В Казанской губернии, Спасском и Лаишевском уездах, где в прошлом годе крестьян постреляли, опять народ волнуется. Сказывают, снова солдат прислали числом до четырех сотен…
— У нас, на Орловщине, — тож. В уездах Болховском, Малоархангельском, Мценском, Севском и иных мужики на барщину не идут…
Как говорится, земля полнится слухами. Называли на единую ночь сошедшиеся гости постоялого двора одну за другой губернии, где, по достоверным сведениям, бывшие крепостные, а ныне временнообязанные крестьяне отказывались подписывать уставные грамоты, которые регулировали бы окончательно их отношения с помещиками, — ждали «слушного часа», когда будто бы выйдет им чистая воля. Были среди губерний, помимо Казанской и Орловской, и Симбирская, и Саратовская, и Самарская, и Воронежская, и Курская, и Пензенская. Волновались крестьяне на Украине, в Белоруссии, в Литве. Сопротивлялись как могли тому, что в герценовском «Колоколе» было названо новым крепостным правом. Сотнями и тысячами выходили из повиновения. И свистели розги, гремели ружейные залпы, звенели кандалами по пути в Сибирь зачинщики.
Слушая возбужденные мужицкие речи и рассказы о повсеместном, почитай, сопротивлении властям, Николай Иванович негромко заметил Гошке:
— Генералы и флигель-адъютанты по усмирении крестьян в том или ином имении, насколько я слышал, любят доносить царю: «Спокойствие восстановлено». Ошибаются господа! Не восстановлено спокойствие в Российской империи!
Рябой мужик, похоже, давно присматривался к двум офеням, не вступавшим в общий разговор, громко обратился к Николаю Ивановичу:
— А ты, мил человек, пошто в молчанки играешь? Иль тут твое дело сторона? Много ходишь, верно, чего и слышал, а?

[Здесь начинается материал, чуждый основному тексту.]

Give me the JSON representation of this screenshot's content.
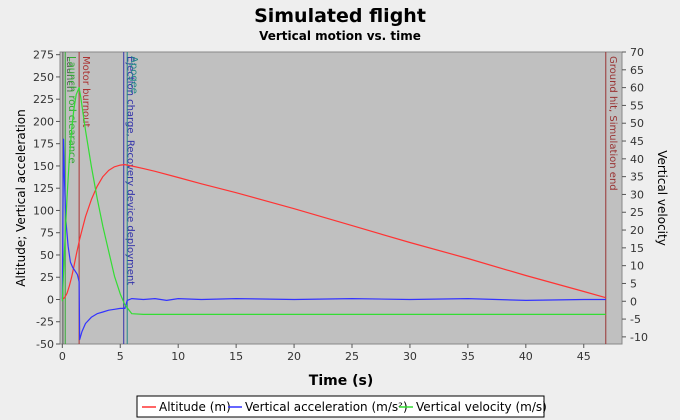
{
  "chart_data": {
    "type": "line",
    "title": "Simulated flight",
    "subtitle": "Vertical motion vs. time",
    "xlabel": "Time (s)",
    "ylabel_left": "Altitude; Vertical acceleration",
    "ylabel_right": "Vertical velocity",
    "xlim": [
      -0.2,
      48.3
    ],
    "ylim_left": [
      -50,
      278
    ],
    "ylim_right": [
      -12,
      70
    ],
    "x_ticks": [
      0,
      5,
      10,
      15,
      20,
      25,
      30,
      35,
      40,
      45
    ],
    "y_ticks_left": [
      -50,
      -25,
      0,
      25,
      50,
      75,
      100,
      125,
      150,
      175,
      200,
      225,
      250,
      275
    ],
    "y_ticks_right": [
      -10,
      -5,
      0,
      5,
      10,
      15,
      20,
      25,
      30,
      35,
      40,
      45,
      50,
      55,
      60,
      65,
      70
    ],
    "grid": false,
    "legend_position": "bottom",
    "background_color": "#c0c0c0",
    "series": [
      {
        "name": "Altitude (m)",
        "axis": "left",
        "color": "#ff3333",
        "x": [
          0,
          0.2,
          0.4,
          0.6,
          0.8,
          1.0,
          1.2,
          1.5,
          2.0,
          2.5,
          3.0,
          3.5,
          4.0,
          4.5,
          5.0,
          5.4,
          6.0,
          7,
          8,
          10,
          12,
          15,
          20,
          25,
          30,
          35,
          40,
          45,
          46.9
        ],
        "y": [
          0,
          2,
          7,
          15,
          25,
          37,
          50,
          68,
          93,
          112,
          127,
          138,
          145,
          149,
          151,
          151.5,
          150,
          147,
          144,
          137,
          130,
          120,
          102,
          83,
          64,
          46,
          27,
          9,
          2
        ]
      },
      {
        "name": "Vertical acceleration (m/s²)",
        "axis": "left",
        "color": "#3333ff",
        "x": [
          0,
          0.1,
          0.2,
          0.3,
          0.5,
          0.7,
          0.9,
          1.1,
          1.3,
          1.45,
          1.5,
          1.7,
          2.0,
          2.5,
          3.0,
          3.5,
          4.0,
          4.5,
          5.0,
          5.4,
          5.6,
          6,
          7,
          8,
          9,
          10,
          12,
          15,
          20,
          25,
          30,
          35,
          40,
          45,
          46.9
        ],
        "y": [
          0,
          180,
          130,
          90,
          60,
          42,
          36,
          32,
          28,
          20,
          -45,
          -36,
          -27,
          -20,
          -16,
          -14,
          -12,
          -11,
          -10,
          -10,
          -1,
          1,
          0,
          1,
          -1,
          1,
          0,
          1,
          0,
          1,
          0,
          1,
          -1,
          0,
          0
        ]
      },
      {
        "name": "Vertical velocity (m/s)",
        "axis": "right",
        "color": "#33dd33",
        "x": [
          0,
          0.2,
          0.4,
          0.6,
          0.8,
          1.0,
          1.2,
          1.45,
          1.6,
          2.0,
          2.5,
          3.0,
          3.5,
          4.0,
          4.5,
          5.0,
          5.4,
          6.0,
          7,
          10,
          20,
          30,
          40,
          46.9
        ],
        "y": [
          0,
          15,
          29,
          40,
          48,
          54,
          58,
          60,
          57,
          48,
          38,
          29,
          21,
          14,
          7,
          2,
          -1,
          -3.5,
          -3.7,
          -3.7,
          -3.7,
          -3.7,
          -3.7,
          -3.7
        ]
      }
    ],
    "events": [
      {
        "x": 0.05,
        "label": "Launch",
        "color": "#555555"
      },
      {
        "x": 0.25,
        "label": "Launch rod clearance",
        "color": "#33aa33"
      },
      {
        "x": 1.45,
        "label": "Motor burnout",
        "color": "#aa3333"
      },
      {
        "x": 5.3,
        "label": "Ejection charge, Recovery device deployment",
        "color": "#3333aa"
      },
      {
        "x": 5.6,
        "label": "Apogee",
        "color": "#228888"
      },
      {
        "x": 46.9,
        "label": "Ground hit, Simulation end",
        "color": "#993333"
      }
    ]
  }
}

— Коли уши есть, как не слышать? — откликнулся Николай Иванович.
— Вот ты, видать, грамотный. Торгуешь книжками. Как про нынешнюю волю понимаешь? И об том, про что мужики толковали?
— Так понимать надо, как есть.
— Именно?
— А что иной воли, кроме даденной и объявленной, от царя нету и не будет.
Враждебностью повеяло от сидевших и лежавших в избе мужиков на Гошку. Хоть какой просвет обещали, каждый свой, а этот — ишь грамотей! — обухом по голове. Не понравилось.
А Николай Иванович невозмутимо, не повышая голос, продолжал:
— Прав был солдат насчет Игнатова города. Мечта это, как Дарья-река, Ореховая земля или другие вольные края, в которые иные верят. А вот насчет воли, будто бы ранее дарованной императором нынешним Александром, — ложь.
— Брехня, что ли?
— Коли хочешь, называй так.
— А не врешь?
Николай Иванович пожал плечами, со всегдашней своей неторопливой манерой полез в лубяной короб и достал из него тонюсенькую книжечку.
— Чего это?
— «Манифест».
— Так ить, поди, подложный, барский?
Николай Иванович оглядел притихших и настороженных крестьян и вздохнул с сочувствием и горечью:
— Да нет, мужики. Подписанный самим царем. Его «Манифест».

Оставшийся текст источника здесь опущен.